A justificativa para essa debandada, que agora soma demissão total de 25% do quadro de funcionários desde o início da pandemia da COVID-19, é o fato das pessoas ficarem em casa no isolamento. O confinamento afeta diretamente os pedidos de transporte via app, que representa ¾ dos negócios da companhia. As corridas em abril caíram 80%, relação ao ano anterior.

O CEO da Uber, Dara Khosrowshahi (Reprodução/Quartz)

"Estamos vendo alguns sinais de recuperação, mas ela sai de um buraco profundo, com visibilidade limitada de velocidade e forma", disse Khosrowshahi em nota aos funcionários. O braço de entrega de alimentos da empresa, o Uber Eats, tem sido um alívio para a receita, mas "o negócio hoje não chega perto de cobrir nossas despesas", acrescentou. Os mais afetados por essa decisão são os colaboradores norte-americanos. De todos os 26,9 mil trabalhadores que a companhia tinha no ano passado, 40% deles estavam nos Estados Unidos. Um dos escritórios em São Francisco, por exemplo, tem mais de 500 funcionários.

Enquanto isso, a empresa gasta US$ 50 milhões para comprar suprimentos para motoristas, incluindo máscaras, sprays e lenços desinfetantes. A partir desta segunda, a companhia solicitará aos motoristas da maior parte do mundo que verifique se estão usando máscaras faciais, tirando selfies.

E como fica o futuro da empresa?

Um dos planos para contenção de prejuízos no curto prazo seria a compra da rival Grubhub. Seria uma aquisição estratégica para diminuir os da construção de operações de entrega e permitiria competir com a líder da indústria nos Estados Unidos, DoorDash.

Uma das mudanças seria encerrar os projetos considerados “não essenciais”, como a incubadora de produtos e seu laboratório de inteligência artificial — a Uber gastou centenas de milhões de dólares em pesquisa autônoma nos últimos anos. Outra alternativa é mudar sua sede na Ásia, de Cingapura para um mercado diferente.

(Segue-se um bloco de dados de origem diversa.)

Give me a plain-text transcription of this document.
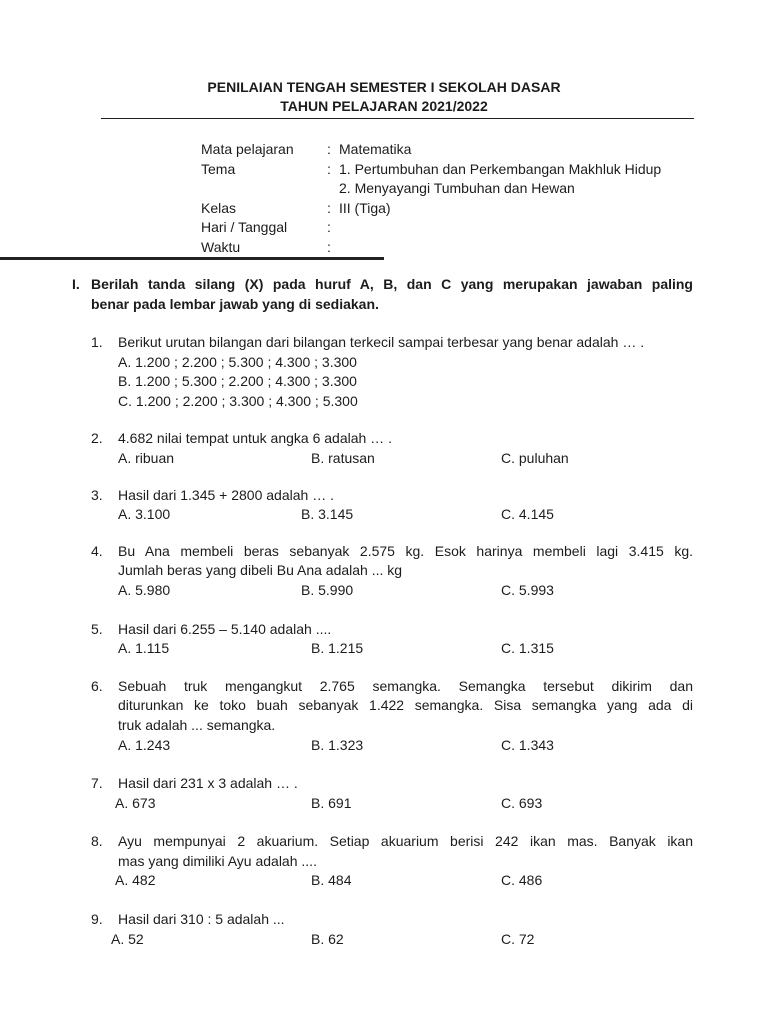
PENILAIAN TENGAH SEMESTER I SEKOLAH DASAR
TAHUN PELAJARAN 2021/2022
Mata pelajaran : Matematika
Tema	: 1. Pertumbuhan dan Perkembangan Makhluk Hidup
2. Menyayangi Tumbuhan dan Hewan
Kelas	: III (Tiga)
Hari / Tanggal	:
Waktu	:
I. Berilah tanda silang (X) pada huruf A, B, dan C yang merupakan jawaban paling
benar pada lembar jawab yang di sediakan.
1. Berikut urutan bilangan dari bilangan terkecil sampai terbesar yang benar adalah … .
A. 1.200 ; 2.200 ; 5.300 ; 4.300 ; 3.300
B. 1.200 ; 5.300 ; 2.200 ; 4.300 ; 3.300
C. 1.200 ; 2.200 ; 3.300 ; 4.300 ; 5.300
2. 4.682 nilai tempat untuk angka 6 adalah … .
A. ribuan	B. ratusan	C. puluhan
3. Hasil dari 1.345 + 2800 adalah … .
A. 3.100	B. 3.145	C. 4.145
4. Bu Ana membeli beras sebanyak 2.575 kg. Esok harinya membeli lagi 3.415 kg.
Jumlah beras yang dibeli Bu Ana adalah ... kg
A. 5.980	B. 5.990	C. 5.993
5. Hasil dari 6.255 – 5.140 adalah ....
A. 1.115	B. 1.215	C. 1.315
6. Sebuah truk mengangkut 2.765 semangka. Semangka tersebut dikirim dan
diturunkan ke toko buah sebanyak 1.422 semangka. Sisa semangka yang ada di
truk adalah ... semangka.
A. 1.243	B. 1.323	C. 1.343
7. Hasil dari 231 x 3 adalah … .
A. 673	B. 691	C. 693
8. Ayu mempunyai 2 akuarium. Setiap akuarium berisi 242 ikan mas. Banyak ikan
mas yang dimiliki Ayu adalah ....
A. 482	B. 484	C. 486
9. Hasil dari 310 : 5 adalah ...
A. 52	B. 62	C. 72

“Não farei nenhuma afirmação com absoluta certeza em relação ao nosso futuro", escreveu Khosrowshahi, em sua nota. "Vou dizer, no entanto, que estamos fazendo escolhas realmente muito difíceis agora, para que possamos nos despedir, ter o máximo de clareza possível, avançar e começar a construir novamente com confiança.”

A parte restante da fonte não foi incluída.